Cooking With the Right Ingredients | Object Lesson

This is an object lesson that can help you teach your class about how we need to put the proper ingredients in our lives if we want it to turn out correctly. Go to Heaven you have to put the things of God inside!

Needed:

Two identical bowls or pans, “good” ingredients (graham crackers, Oreos, caramel, marshmallows, rainbow sprinkles, whipped cream, or other dessert items), “bad” ingredients (mustard, mayonnaise, relish, apple cider vinegar), two spoons or forks for demonstration, a towel or bib (optional), and a Bible opened to Psalm 51:10 and Acts 2:38.

This lesson gives a vivid visual of how holiness begins on the inside, not just in outward appearance. It’s lighthearted, a little messy, and perfect for keeping children engaged while driving home an important truth about living right before God.

Before class, prepare two identical bowls or pans. In one, mix the “good” ingredients—sweet things that make sense in a dessert like graham crackers, Oreos, caramel, marshmallows, and sprinkles. In the other, use the “bad” ingredients—mustard, mayonnaise, relish, and apple cider vinegar. Both bowls should look appealing, so cover them with whipped cream or sprinkles so they appear nearly identical from the outside.

Begin by announcing that you’ll be having a “bake-off.” Act confident, maybe even overly dramatic about how professional you are in the kitchen. Hold up the two bowls and show that they look almost exactly the same. Then, while one bowl is filled with good dessert ingredients, start proudly mixing the “bad” ones into the other, pretending they’re secret chef techniques. Kids will laugh as they realize how terrible your recipe is turning out. If possible, let a helper make the “good” version while you continue to ruin yours.

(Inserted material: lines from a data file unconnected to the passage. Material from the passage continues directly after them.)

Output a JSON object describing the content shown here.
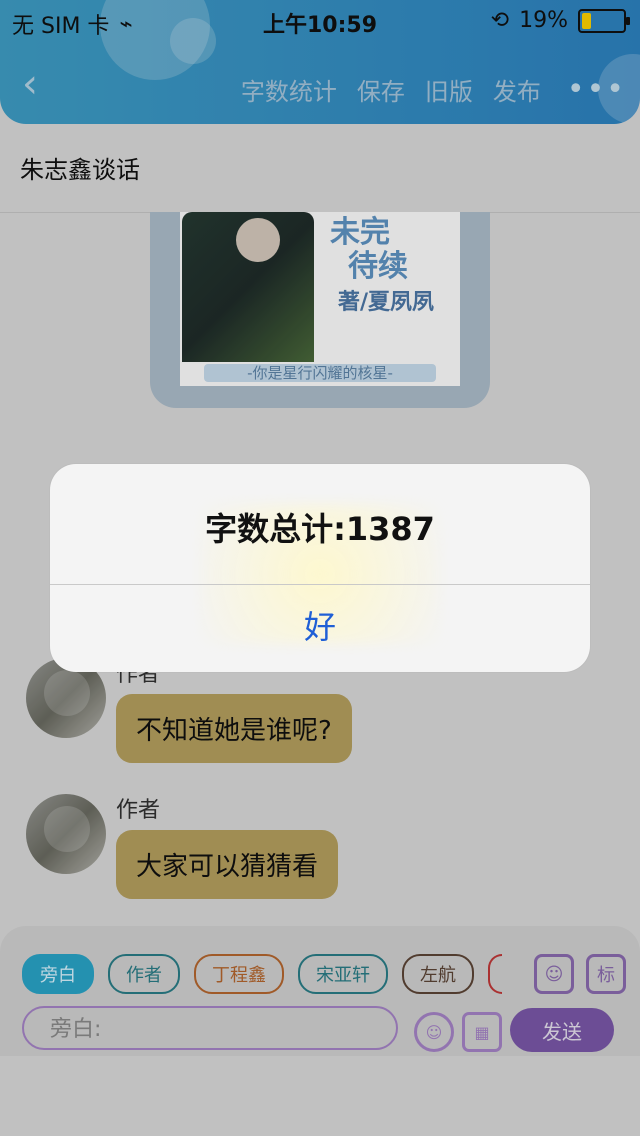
{
  "status": {
    "carrier": "无 SIM 卡",
    "time": "上午10:59",
    "battery_percent": "19%"
  },
  "nav": {
    "back_label": "‹",
    "items": [
      "字数统计",
      "保存",
      "旧版",
      "发布"
    ],
    "more_label": "•••"
  },
  "title": "朱志鑫谈话",
  "cover": {
    "line1": "未完",
    "line2": "待续",
    "line3": "著/夏夙夙",
    "bottom": "-你是星行闪耀的核星-"
  },
  "messages": [
    {
      "sender": "作者",
      "text": "不知道她是谁呢?"
    },
    {
      "sender": "作者",
      "text": "大家可以猜猜看"
    }
  ],
  "composer": {
    "chips": [
      "旁白",
      "作者",
      "丁程鑫",
      "宋亚轩",
      "左航"
    ],
    "tool_label_2": "标",
    "input_placeholder": "旁白:",
    "send_label": "发送"
  },
  "alert": {
    "title": "字数总计:1387",
    "ok_label": "好"
  }
}
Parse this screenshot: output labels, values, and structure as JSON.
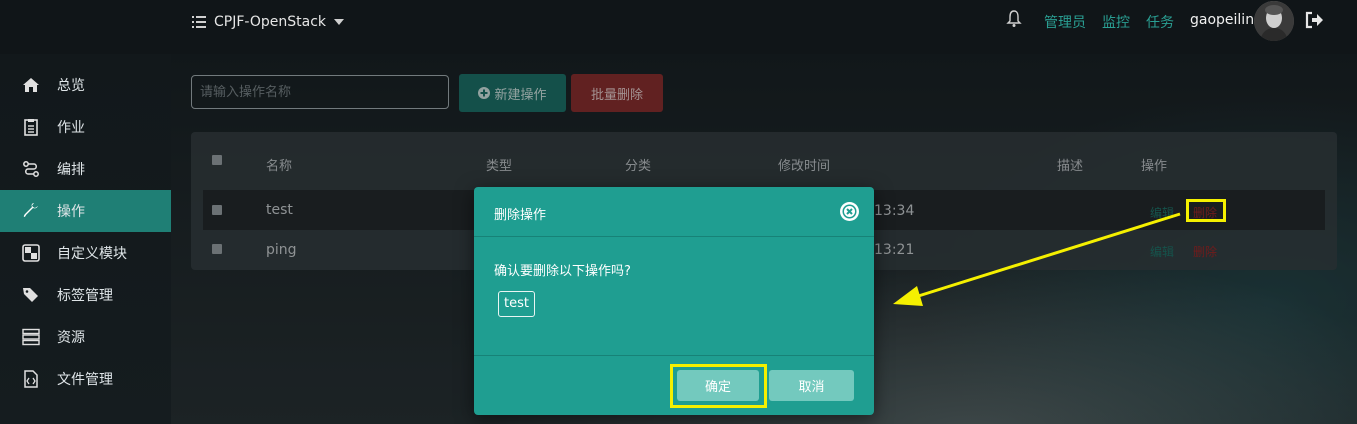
{
  "topbar": {
    "project_name": "CPJF-OpenStack",
    "links": [
      "管理员",
      "监控",
      "任务"
    ],
    "username": "gaopeilin"
  },
  "sidebar": {
    "items": [
      {
        "label": "总览",
        "icon": "home-icon"
      },
      {
        "label": "作业",
        "icon": "clipboard-icon"
      },
      {
        "label": "编排",
        "icon": "route-icon"
      },
      {
        "label": "操作",
        "icon": "wrench-icon",
        "active": true
      },
      {
        "label": "自定义模块",
        "icon": "module-icon"
      },
      {
        "label": "标签管理",
        "icon": "tags-icon"
      },
      {
        "label": "资源",
        "icon": "server-icon"
      },
      {
        "label": "文件管理",
        "icon": "file-code-icon"
      }
    ]
  },
  "toolbar": {
    "search_placeholder": "请输入操作名称",
    "new_label": "新建操作",
    "batch_delete_label": "批量删除"
  },
  "table": {
    "columns": [
      "名称",
      "类型",
      "分类",
      "修改时间",
      "描述",
      "操作"
    ],
    "rows": [
      {
        "name": "test",
        "time": "13:34",
        "edit": "编辑",
        "delete": "删除"
      },
      {
        "name": "ping",
        "time": "13:21",
        "edit": "编辑",
        "delete": "删除"
      }
    ]
  },
  "modal": {
    "title": "删除操作",
    "question": "确认要删除以下操作吗?",
    "item": "test",
    "confirm_label": "确定",
    "cancel_label": "取消"
  },
  "colors": {
    "accent": "#1f9e91",
    "danger": "#8f3131",
    "highlight": "#f5f000"
  }
}
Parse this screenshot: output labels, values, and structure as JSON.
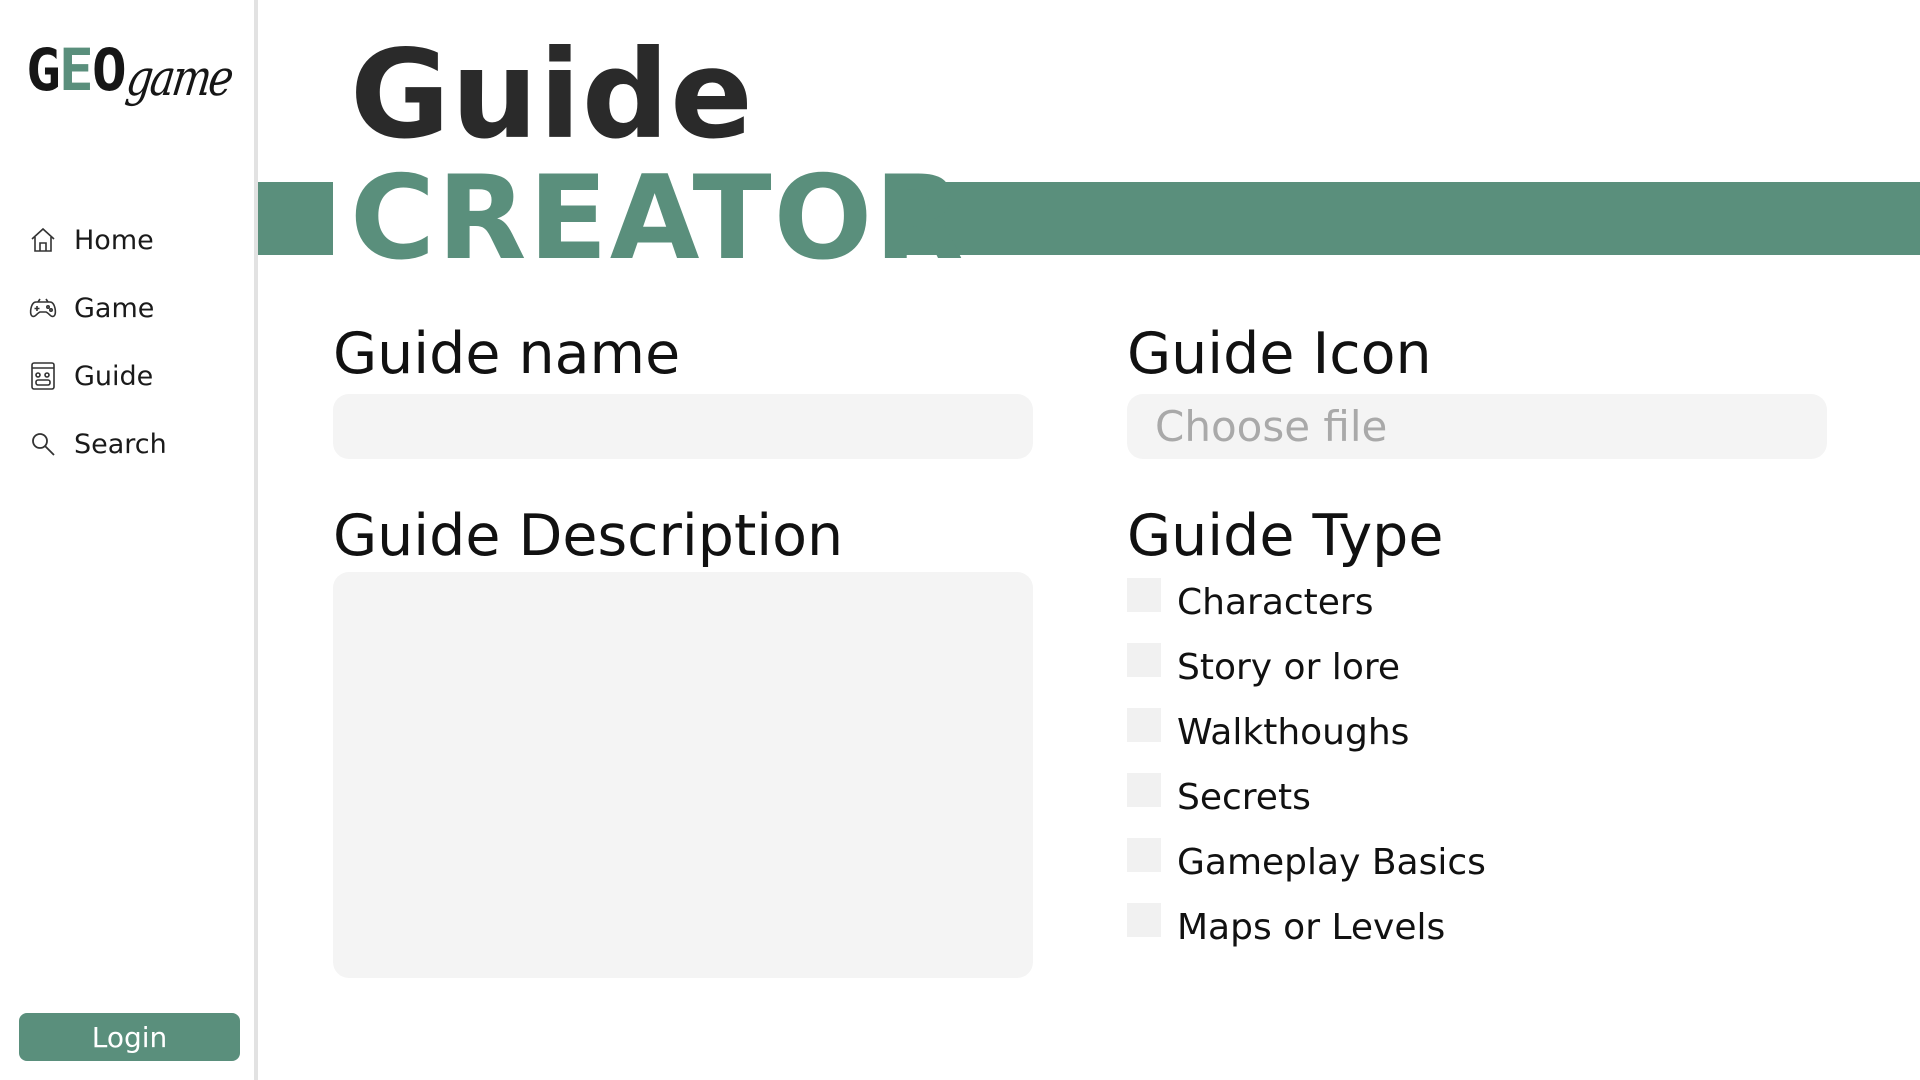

When both bowls are finished, line them up side by side. From the outside, they’ll look delicious and identical. Ask the children which one they’d like to eat, then dramatically pretend to take a bite of the bad one. React in an exaggerated way—make a disgusted face and show that it definitely wasn’t what it appeared to be.

Now explain the point. People can be the same way. Two people might look identical on the outside—they know how to act, dress, and talk like a Christian—but God looks deeper. He sees the inside. If our heart isn’t clean, we can’t be right with Him, no matter how good we look outwardly.

Read Psalm 51:10: “Create in me a clean heart, O God, and renew a right spirit within me.” Talk about how we need to ask God to make our hearts pure, not just our appearance. Then read Acts 2:38: “Repent, and be baptized every one of you in the name of Jesus Christ for the remission of sins, and ye shall receive the gift of the Holy Ghost.” Explain that repentance is how we clean out the “bad ingredients” from our lives—things like sin, pride, or anger—and the Holy Ghost fills us with what’s good, like love, joy, and peace.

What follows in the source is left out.